Lawson’s sponsored the riders with endless brews throughout the week, along with a case of beer for each person and some Lawson’s threads of their choice to snag from the gift shop. The free cans were primarily put to use after the lifts stopped spinning, where the Hoblitzelle house and Chase’s place (both in Waitsfield) were the home bases for the week.
Talking to Chase, he brought up giving the East Coast more life and how this event will ideally do that. It’s a fantastic idea that was clearly pretty inspiring to the younger riders that came out to ski and watch some of the best around. Since it was an open event, there were no ropes or closed off sections so it was just everyone lapping the park normally. This gave the event a homie feel which complimented the crew nicely.
I couldn’t make it every day but I was there most of the time, and my favorite part of the week was seeing some heat on the jumps. Bobby Sullivan and Chris Bechtold stood out the most from when I was there. I’m not a ramp guy but it was wild watching the jump hits logged throughout the week. Bush is known for its rails, and the setup did not disappoint. I asked the majority of the riders what they thought and everyone seemed hyped on the flow of Riemergasse (the main park trail).
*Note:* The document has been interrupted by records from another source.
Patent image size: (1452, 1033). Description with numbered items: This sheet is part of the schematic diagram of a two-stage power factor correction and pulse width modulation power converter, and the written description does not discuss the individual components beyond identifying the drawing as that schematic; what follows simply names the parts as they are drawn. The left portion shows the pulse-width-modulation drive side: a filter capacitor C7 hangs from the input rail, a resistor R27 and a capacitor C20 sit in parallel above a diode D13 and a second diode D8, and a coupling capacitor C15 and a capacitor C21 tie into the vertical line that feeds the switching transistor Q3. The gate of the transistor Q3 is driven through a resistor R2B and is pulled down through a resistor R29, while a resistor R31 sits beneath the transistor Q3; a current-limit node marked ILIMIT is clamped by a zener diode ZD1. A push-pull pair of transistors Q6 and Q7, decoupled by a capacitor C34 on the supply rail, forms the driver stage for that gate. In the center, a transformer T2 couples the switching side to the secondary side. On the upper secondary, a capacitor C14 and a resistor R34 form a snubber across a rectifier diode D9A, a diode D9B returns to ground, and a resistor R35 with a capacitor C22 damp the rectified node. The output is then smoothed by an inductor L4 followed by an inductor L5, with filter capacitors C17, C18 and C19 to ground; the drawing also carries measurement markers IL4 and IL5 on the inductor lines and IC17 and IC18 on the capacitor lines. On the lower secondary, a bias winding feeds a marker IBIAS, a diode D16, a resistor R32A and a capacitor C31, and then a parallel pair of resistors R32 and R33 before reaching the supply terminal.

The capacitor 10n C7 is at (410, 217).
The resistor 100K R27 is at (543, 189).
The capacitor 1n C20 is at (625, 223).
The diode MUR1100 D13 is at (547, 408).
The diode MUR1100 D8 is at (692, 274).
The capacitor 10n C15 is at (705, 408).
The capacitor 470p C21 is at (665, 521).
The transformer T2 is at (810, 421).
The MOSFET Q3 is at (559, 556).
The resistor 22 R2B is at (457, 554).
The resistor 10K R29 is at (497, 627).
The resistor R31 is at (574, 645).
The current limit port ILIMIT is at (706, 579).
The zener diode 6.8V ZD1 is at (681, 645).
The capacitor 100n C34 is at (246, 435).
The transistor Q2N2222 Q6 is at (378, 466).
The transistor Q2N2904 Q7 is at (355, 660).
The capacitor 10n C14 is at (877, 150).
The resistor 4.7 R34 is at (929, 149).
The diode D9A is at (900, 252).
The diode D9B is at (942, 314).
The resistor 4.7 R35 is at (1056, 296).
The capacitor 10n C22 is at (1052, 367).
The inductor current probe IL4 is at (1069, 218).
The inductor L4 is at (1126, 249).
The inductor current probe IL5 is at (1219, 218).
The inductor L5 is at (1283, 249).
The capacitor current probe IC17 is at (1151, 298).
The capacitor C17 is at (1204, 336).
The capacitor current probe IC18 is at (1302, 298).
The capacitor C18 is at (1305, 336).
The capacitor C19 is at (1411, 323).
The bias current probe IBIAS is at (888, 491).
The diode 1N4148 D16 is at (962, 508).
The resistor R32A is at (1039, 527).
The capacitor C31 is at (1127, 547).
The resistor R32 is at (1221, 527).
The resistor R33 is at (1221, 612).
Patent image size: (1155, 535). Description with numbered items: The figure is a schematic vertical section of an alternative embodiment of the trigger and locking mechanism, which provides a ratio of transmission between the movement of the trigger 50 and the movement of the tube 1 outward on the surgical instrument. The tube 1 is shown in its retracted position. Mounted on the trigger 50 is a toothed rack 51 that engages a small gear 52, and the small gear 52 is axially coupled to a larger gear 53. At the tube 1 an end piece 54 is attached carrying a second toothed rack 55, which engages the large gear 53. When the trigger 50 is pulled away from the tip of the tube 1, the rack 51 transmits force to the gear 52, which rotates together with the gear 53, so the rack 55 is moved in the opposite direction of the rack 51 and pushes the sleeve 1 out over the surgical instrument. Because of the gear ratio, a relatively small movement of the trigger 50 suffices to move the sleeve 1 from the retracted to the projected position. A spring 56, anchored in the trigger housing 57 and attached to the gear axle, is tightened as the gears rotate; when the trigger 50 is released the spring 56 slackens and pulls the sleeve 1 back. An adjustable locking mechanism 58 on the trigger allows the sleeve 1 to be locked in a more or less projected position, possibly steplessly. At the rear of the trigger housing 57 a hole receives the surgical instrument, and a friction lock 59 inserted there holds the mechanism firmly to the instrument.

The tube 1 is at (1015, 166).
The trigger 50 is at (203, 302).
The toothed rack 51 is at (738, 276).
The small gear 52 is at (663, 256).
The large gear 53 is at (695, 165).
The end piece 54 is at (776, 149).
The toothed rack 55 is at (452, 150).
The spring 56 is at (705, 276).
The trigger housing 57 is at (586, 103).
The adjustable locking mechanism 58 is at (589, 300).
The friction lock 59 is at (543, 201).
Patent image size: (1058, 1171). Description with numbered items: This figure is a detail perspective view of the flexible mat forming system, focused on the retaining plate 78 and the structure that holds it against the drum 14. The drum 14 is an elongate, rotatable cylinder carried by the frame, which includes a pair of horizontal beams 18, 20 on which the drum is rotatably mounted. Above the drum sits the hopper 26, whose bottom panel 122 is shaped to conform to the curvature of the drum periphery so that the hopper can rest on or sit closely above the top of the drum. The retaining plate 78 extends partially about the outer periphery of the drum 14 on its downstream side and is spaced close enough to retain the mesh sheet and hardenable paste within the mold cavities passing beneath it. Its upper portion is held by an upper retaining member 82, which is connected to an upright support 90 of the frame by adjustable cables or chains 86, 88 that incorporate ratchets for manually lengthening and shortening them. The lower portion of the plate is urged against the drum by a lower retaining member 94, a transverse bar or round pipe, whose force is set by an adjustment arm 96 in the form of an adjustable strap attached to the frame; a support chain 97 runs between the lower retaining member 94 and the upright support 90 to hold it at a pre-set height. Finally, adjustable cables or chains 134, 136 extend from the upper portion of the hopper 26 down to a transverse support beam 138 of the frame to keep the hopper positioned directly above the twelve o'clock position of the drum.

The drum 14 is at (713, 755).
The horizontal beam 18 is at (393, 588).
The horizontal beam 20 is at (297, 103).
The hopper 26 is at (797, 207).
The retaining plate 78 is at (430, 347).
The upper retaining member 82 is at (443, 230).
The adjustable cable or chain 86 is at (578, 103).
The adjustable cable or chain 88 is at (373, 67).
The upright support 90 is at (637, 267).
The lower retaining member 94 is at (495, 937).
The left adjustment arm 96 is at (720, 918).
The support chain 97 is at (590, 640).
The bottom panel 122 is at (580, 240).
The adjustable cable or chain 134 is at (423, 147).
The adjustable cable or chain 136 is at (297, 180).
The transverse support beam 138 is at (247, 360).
The top section of the park consisted of small to medium features that are the most rewarding when skied laterally. The jump section comes up next with a 3 pack of the best jumps Bush has made to date, and the rollers hit too. The last zone includes some bigger features like the up flat transfer to Catfish down rail (S/O Catfish Chronicles), the snow crater field, and the Windells DFD which feeds into the Monster Energy plaza and a signature Bush bottom section with a wallride/QP to finish the lap.
Most parks have a more conventional layout, where going straight down will open up the best options for features, but Bush has a different philosophy. The skate inspiration creates a different kind of technical riding that isn’t about swaps and spins as much as it is fluidity and precision. Skiing between the features is equally important as skiing the features.
Saturday was the last day of the event and it was beautiful out. Down Rails and Double Kinks overlapped the Super Sessions week, which led to a madhouse on Riemergasse. The whole park was slab ice and half the trail was closed off for the event, but everyone was vibing despite the brick conditions. Some of the crew actually ended up judging the competition.
The East Coast has been largely overlooked in the recent past, but observing more closely, you can find unique communities of riders across the region, whose love for sliding on snow matches the die-hards of Colorado or Utah. That is why this event is so meaningful. Chase and Lawson’s have created an East Coast event that people everywhere can get behind.